I am probably one of the people who love green leafy vegetables. Even as growing up, I never troubled Amma in eating anything that was served to me.. In short I was a non-fussy eater. As I grew up, my love for green leafy vegetables only kept growing bigger. My Amma makes a lot of things with Amaranth leaves that are a power house of a lot of vitamins and minerals. My personal favorite is the Pulusu, a name given for anything that is like stew, but tangy. When she made this for me last week, I quickly clicked some pictures for I wanted to record how she made it. I wouldn’t like it any other way but the way she makes it 🙂 My MIL does a different recipe using the Amaranth leaves, which is quite tasty too but then when I am down, I stick to my mom’s recipes – like this one. This is very simple and goes really well with Indian bread (roti) or with hot rice. My Amma also has a special ingredient that makes it very unique and tasty – fresh drumstick pieces in Pulusu always enhance the flavour of the gravy. Its absolutely okay to skip them but do add if you can find them. By the way, my dad chopped these amaranth leaves so finely, spending more than an hour 🙂 I dont talk about him much on the blog but he is an inspiration for my cooking! ETA: This post should have made it to the blog on Monday but I was ill and miserable for the last two days, so here it is as a recipe for today.
In a thick bottomed vessel, add chopped onion and cut drumstick pieces along with turmeric powder. Cook covered for 6-10 mins until the onion and drumstick pieces are cooked. Add finely chopped amaranth leaves/thotakura. Cook covered for another 5-10 mins.
Meanwhile, add hot water to the tamarind and let it sit for 5 mins. Extract tamarind juice. Set aside. Cook toor dal/split pigeon peas with enough water in a pressure cooker and cook for 3-4 whistles. Once pressure drops, gently mash the dal. Add sambar powder to the dal and mix well.
Add extracted tamarind juice to the cooked amaranth leaves and also add the cooked toor dal. Mix well. Add salt. Cook covered until the pulusu/gravy boils.
In a small pan, heat oil. Add mustard seeds, cumin seeds and roughly cut red chillies. As the mustard and cumin seeds pop up, add asafetida and remove from heat. Add the tempering to the cooked pulusu and mix well.
Serve hot with rice/roti and some fryums.

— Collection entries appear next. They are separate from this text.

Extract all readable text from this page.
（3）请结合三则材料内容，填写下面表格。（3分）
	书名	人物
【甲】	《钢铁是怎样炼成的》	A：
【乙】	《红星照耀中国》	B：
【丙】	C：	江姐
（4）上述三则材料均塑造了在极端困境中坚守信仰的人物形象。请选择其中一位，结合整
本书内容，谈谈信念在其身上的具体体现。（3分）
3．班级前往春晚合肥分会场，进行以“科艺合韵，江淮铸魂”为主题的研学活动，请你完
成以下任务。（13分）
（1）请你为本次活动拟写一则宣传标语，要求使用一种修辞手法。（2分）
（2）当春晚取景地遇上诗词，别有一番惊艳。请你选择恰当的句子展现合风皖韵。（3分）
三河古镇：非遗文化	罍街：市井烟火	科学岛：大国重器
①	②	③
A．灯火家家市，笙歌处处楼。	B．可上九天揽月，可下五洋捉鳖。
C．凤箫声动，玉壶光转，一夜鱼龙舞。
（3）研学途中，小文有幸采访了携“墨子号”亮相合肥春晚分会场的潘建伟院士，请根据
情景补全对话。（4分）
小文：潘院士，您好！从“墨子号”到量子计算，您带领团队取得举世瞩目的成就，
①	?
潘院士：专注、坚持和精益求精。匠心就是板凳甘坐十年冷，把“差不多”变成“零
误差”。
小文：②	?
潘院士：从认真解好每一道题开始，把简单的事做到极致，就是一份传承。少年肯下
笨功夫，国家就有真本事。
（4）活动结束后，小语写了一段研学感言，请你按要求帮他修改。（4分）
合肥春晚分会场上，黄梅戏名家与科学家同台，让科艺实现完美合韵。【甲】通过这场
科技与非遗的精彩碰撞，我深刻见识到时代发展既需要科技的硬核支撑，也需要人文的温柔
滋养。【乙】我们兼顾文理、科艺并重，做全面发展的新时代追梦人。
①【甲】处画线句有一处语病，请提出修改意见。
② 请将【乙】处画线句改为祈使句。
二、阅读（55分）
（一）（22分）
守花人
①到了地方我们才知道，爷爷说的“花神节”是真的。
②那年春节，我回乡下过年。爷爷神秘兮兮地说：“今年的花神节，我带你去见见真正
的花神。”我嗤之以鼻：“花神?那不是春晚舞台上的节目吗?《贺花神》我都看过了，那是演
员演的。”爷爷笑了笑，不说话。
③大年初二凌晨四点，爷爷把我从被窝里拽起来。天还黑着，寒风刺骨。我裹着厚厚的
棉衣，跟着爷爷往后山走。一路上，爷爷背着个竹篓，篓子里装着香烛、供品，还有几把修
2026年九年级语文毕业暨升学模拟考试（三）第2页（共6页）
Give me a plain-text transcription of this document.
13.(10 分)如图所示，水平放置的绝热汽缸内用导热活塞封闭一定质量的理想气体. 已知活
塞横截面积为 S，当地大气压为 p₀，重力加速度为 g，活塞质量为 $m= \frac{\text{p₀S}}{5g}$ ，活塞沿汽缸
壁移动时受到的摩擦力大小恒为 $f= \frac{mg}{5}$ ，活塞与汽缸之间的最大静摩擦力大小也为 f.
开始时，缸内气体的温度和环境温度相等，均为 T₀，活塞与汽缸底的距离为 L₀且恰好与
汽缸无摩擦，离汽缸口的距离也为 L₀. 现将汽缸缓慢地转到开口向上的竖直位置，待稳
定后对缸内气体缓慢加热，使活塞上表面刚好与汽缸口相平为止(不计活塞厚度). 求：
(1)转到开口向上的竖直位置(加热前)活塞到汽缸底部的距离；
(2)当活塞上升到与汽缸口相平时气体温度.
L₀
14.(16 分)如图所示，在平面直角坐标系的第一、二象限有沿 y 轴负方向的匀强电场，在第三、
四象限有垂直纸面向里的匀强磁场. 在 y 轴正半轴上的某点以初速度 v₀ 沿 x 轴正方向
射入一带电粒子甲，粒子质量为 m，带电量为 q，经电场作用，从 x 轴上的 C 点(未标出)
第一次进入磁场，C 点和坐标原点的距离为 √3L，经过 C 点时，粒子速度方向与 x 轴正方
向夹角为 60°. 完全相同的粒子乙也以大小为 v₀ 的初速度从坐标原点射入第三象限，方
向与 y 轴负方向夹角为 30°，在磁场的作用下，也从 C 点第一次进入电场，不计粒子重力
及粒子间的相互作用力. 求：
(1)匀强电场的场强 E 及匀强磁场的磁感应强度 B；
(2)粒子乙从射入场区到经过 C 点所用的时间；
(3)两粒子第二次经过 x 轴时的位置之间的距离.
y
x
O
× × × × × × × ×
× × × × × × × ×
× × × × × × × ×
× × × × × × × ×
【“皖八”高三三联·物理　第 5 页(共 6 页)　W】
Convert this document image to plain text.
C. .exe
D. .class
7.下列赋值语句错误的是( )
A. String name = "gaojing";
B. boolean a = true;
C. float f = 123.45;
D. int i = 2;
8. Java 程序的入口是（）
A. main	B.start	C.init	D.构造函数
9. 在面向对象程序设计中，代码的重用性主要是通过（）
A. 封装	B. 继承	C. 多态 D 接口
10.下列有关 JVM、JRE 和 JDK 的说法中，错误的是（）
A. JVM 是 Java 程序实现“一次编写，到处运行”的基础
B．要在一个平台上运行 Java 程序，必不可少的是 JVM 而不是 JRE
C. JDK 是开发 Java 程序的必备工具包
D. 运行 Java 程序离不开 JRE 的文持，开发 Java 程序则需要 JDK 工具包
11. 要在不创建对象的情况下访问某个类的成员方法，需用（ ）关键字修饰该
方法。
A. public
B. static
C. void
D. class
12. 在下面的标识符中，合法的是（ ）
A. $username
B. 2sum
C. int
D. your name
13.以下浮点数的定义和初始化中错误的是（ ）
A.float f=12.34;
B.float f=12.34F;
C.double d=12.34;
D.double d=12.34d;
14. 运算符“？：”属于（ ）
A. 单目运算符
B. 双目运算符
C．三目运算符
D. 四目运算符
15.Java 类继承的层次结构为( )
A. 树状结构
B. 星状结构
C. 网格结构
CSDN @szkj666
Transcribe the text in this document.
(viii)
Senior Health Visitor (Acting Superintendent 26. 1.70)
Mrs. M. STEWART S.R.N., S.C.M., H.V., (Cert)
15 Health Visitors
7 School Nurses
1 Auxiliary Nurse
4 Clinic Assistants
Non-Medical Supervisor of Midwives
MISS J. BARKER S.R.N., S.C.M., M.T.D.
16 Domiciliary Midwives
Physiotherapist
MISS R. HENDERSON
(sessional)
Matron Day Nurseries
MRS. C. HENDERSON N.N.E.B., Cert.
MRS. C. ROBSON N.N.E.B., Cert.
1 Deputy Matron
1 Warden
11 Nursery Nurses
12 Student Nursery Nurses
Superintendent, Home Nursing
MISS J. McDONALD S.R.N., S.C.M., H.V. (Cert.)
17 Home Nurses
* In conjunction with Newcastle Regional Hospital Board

Any kind of amaranth leaves can be used to make this. Finely chop them. Instead of the sambar powder, red chilli powder can be used as well. In the tempering or while making the pulusu, add peeled garlic to enhance the taste. Drumstick pieces are optional but give a good flavor to the pulusu. Adjust spices accordingly. For spicier version, slit green chillies can be added as well.